La question de la laideur s'est bien peu posée au cours des siècles, car il s'agissait surtout d'interroger la beauté, alliée alors au bon, au bien et au vrai, tel le Kalos Kagathos de Platon. De même, l'ancien Testament dénonce dans celui qui est laid, défiguré ou déformé, un affront à Dieu qui a créé l'homme à son image et ressemblance. La laideur est perçue comme un châtiment, la manifestation visible d'un péché et d'un vice, au contraire de la beauté qui s'apparente à un don gratuit, même à une vertu. Affectée de déficience ontologique, elle est traitée par Saint Augustin comme une apparence erronée, et cela rejaillit sur l'appréhension de l'art : la peinture est vanité et fausseté, puisqu'on n'admire pas les originaux ainsi que le note Pascal (Pensées, 134), dans le droit-fil de Platon (République, Livre III). À l'époque cartésienne, le laid est assimilé au désordre, à l'anarchie, à la passion. Des peintres comme Bosch ou Bruegel représentent des monstres, des excroissances de chair ; le peuple est figuré, souillé, ignorant. Cependant, une fois peinte, gravée ou dessinée, devenue motif artistique, la laideur accède à la haute sphère de la beauté. Ce qui paradoxalement renvoie à la philosophie de Plotin et à la fonction de spiritualisation qui est celle de l'art : l'artiste transforme la matière (laide) en une forme rationnelle (belle). (...)
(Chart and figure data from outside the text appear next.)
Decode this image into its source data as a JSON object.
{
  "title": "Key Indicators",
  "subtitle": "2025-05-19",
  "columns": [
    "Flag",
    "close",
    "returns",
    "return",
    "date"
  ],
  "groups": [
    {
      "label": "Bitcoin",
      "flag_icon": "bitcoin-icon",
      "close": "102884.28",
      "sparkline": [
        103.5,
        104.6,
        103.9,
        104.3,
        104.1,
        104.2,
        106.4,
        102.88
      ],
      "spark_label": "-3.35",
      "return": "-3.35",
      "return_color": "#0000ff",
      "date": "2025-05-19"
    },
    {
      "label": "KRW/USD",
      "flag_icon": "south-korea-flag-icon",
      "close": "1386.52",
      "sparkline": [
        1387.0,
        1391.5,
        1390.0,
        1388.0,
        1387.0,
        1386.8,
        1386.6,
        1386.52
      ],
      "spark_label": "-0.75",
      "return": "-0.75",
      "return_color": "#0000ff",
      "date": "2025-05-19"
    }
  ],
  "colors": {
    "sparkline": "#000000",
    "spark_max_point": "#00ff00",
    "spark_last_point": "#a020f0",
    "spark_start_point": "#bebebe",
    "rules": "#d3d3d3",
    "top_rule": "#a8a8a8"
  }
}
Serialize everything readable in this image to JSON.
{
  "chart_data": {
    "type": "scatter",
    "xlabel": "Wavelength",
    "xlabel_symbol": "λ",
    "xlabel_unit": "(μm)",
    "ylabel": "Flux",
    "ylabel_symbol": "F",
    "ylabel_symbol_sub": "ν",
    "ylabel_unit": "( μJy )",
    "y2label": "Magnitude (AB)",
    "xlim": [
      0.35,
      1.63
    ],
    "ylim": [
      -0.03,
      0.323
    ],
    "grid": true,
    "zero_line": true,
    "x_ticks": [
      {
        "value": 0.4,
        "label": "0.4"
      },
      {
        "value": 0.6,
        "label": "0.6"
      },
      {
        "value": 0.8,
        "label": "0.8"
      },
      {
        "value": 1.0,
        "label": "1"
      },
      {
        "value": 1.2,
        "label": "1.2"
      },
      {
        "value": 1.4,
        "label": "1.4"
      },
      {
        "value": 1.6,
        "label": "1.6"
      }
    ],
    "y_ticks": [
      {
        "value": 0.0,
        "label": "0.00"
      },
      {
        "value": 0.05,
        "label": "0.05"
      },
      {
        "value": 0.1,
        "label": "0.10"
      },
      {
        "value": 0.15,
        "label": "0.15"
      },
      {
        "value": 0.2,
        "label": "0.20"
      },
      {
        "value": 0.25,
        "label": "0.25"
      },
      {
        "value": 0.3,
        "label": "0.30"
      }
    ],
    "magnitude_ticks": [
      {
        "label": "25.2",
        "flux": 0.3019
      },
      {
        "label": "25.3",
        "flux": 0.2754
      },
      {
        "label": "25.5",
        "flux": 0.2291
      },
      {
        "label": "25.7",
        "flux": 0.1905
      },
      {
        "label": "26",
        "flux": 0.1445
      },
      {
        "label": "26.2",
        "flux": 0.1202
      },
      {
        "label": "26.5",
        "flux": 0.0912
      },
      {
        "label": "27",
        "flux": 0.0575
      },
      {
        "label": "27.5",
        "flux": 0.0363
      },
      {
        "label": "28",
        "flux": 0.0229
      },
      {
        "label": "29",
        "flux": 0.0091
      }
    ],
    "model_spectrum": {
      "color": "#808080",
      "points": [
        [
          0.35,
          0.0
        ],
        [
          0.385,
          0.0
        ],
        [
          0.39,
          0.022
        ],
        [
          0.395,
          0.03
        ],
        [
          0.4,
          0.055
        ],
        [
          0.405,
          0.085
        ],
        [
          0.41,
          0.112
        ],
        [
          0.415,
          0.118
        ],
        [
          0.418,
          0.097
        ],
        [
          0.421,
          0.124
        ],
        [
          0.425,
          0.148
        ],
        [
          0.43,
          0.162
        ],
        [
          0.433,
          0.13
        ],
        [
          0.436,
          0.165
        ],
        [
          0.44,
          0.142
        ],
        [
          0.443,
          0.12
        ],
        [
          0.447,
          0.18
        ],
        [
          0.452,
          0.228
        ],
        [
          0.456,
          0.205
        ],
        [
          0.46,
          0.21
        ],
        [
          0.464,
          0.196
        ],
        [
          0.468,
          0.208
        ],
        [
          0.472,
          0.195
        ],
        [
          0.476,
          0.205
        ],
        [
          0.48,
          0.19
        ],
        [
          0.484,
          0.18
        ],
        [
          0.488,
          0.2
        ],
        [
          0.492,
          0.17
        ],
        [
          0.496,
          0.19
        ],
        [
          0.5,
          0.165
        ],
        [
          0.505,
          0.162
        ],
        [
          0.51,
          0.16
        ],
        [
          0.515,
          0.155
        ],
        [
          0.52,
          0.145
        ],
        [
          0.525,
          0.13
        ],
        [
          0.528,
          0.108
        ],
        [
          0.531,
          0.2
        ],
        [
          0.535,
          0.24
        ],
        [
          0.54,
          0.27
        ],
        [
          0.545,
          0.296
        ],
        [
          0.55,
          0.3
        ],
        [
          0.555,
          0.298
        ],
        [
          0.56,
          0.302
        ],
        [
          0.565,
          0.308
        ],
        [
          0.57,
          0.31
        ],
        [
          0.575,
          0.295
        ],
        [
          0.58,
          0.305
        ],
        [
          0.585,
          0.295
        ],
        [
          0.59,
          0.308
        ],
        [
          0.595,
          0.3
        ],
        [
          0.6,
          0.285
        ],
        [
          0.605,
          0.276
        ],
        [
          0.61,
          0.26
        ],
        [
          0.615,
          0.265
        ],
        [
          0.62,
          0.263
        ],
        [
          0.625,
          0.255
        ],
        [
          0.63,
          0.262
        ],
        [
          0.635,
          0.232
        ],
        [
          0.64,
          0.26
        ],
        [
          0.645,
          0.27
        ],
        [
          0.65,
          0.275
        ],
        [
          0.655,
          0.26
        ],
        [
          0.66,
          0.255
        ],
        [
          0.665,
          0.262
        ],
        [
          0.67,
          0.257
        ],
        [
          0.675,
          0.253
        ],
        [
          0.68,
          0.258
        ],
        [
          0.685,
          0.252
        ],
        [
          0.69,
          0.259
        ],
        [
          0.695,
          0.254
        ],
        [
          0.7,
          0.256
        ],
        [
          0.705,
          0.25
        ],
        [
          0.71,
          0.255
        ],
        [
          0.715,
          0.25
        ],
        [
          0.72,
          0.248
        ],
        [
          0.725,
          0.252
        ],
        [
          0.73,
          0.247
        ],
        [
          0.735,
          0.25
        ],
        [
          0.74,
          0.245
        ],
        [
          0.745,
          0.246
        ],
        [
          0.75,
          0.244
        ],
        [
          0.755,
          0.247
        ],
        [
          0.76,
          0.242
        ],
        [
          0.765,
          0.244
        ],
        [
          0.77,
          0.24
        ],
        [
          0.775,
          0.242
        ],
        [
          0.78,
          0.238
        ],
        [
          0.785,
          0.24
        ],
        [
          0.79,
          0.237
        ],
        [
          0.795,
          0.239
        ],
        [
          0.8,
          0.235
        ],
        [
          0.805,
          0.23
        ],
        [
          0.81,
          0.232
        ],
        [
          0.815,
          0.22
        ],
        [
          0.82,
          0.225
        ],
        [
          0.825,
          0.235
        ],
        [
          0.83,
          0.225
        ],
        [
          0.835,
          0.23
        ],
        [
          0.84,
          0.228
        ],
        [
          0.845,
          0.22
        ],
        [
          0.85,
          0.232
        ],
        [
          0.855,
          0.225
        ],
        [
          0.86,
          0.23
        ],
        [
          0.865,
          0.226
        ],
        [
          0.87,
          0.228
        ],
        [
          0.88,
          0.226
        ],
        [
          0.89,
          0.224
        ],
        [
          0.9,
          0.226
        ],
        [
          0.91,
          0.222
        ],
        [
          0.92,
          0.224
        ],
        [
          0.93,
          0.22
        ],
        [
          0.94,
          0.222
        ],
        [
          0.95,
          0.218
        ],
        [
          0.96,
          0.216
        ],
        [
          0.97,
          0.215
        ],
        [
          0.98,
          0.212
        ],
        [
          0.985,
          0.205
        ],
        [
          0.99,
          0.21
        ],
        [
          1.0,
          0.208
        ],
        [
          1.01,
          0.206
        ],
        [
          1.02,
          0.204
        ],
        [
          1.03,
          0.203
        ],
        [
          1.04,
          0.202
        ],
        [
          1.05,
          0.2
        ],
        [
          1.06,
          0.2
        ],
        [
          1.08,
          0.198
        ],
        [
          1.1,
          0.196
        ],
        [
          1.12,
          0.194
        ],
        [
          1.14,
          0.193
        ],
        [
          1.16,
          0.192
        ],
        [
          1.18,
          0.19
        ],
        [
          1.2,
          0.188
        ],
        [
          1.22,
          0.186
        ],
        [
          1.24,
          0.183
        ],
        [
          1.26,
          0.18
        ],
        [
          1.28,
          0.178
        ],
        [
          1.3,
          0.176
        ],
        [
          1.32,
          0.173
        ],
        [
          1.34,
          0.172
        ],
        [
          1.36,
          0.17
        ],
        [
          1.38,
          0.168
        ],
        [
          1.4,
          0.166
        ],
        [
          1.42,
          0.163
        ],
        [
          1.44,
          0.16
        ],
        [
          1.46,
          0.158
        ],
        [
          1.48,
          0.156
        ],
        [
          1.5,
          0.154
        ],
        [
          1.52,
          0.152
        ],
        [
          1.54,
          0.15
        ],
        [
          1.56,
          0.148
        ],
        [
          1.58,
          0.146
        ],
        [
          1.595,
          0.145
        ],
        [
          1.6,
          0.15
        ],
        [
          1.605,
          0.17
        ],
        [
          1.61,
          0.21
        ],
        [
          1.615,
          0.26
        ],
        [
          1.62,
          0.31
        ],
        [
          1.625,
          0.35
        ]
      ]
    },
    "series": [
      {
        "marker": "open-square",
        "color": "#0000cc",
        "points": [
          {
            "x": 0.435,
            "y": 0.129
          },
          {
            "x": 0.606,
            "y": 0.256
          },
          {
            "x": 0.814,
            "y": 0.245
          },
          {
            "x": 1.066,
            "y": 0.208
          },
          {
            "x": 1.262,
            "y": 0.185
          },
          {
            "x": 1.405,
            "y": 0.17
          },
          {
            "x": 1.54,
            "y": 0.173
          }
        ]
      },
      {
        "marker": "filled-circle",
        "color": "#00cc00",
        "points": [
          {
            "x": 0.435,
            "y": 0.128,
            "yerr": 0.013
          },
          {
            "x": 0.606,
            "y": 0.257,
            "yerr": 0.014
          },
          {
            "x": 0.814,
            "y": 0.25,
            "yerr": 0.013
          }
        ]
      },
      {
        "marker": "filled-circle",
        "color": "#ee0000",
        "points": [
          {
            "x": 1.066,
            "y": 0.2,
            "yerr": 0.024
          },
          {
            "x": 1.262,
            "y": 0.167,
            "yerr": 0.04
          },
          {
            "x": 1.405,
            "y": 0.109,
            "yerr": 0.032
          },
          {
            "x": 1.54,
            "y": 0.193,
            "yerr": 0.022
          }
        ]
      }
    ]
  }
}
[...] Mais voir le laid, est-ce seulement voir la non- beauté ? La laideur est la marque de l'œuvre du temps sur l'homme, le symbole de la mort chez Gagnebin, un des auteurs les plus engagés dans la recherche sur le laid. Les œuvres de Goya, d'Ensor ou de Cremonini déclinent ce thème de la finitude humaine, de la castration, de la mutilation en le rendant présent à travers l'immondice et l'inacceptable. La laideur a longtemps été expulsée de tout art et de toute pensée parce qu'elle est considérée comme la manifestation du moins être, mais elle a été revalorisée à l'époque moderne, autant du point de vue de la création artistique (Hugo, Préface de Cromwell), que de la perception artistique. [...]
[...] Ce serait une vision superficielle de l'idée que de la limiter à ce qui est tout simplement beau. Mais intégrer le laid ne signifie pas qu'il est esthétiquement au même niveau que le beau. En effet, le beau, parce qu'il repose en lui-même, peut aussi être produit par l'art sans aucune relation à autre chose, sans aucun arrière-plan plus vaste. Le laid est-il alors capable d'une telle autonomie ? Empiriquement, certes, il va de soi que le laid peut apparaître isolément, mais esthétiquement parlant, il est plus difficile d'admettre que le laid soit fixé abstraitement. [...]
[...] De nombreuses représentations du laid sont apparues, une bataille de la laideur. Une laideur de la provocation, mais pas seulement. L'Expressionnisme allemand sera une laideur de dénonciation sociale. De 1906, année de fondation du groupe Die Brücke (Le Pont), jusqu'à la montée du nazisme, des artistes comme Kirchner, Nolde, Schiele, Dix et d'autres vont représenter avec une certaine insistance des visages difformes et répugnants qui expriment le sordide, la corruption de ce monde bourgeois qui va devenir le soutien le plus docile de la dictature. [...]
[...] Diverses idées de beauté et de laideur s'opposent, et le schéma simpliste de la laideur en tant qu'opposé de la Khalogathia se complique. Platon, dans la République, considérant que la laideur comme manque d'harmonie est le contraire de la bonté de l'âme, recommande d'épargner aux enfants la représentation de choses laides, mais admet qu'il existe un degré de beauté propre à toutes les choses dans la mesure où elles sont en adéquation avec l'idée correspondante. Aristote, dans la Poétique, entérinait un principe qui allait rester universellement accepté au cours des siècles, à savoir que l'on peut imiter bellement les choses laides, et depuis les origines, on admire la belle façon dont Homère avait représenté la disgrâce physique et morale de Thersite. [...]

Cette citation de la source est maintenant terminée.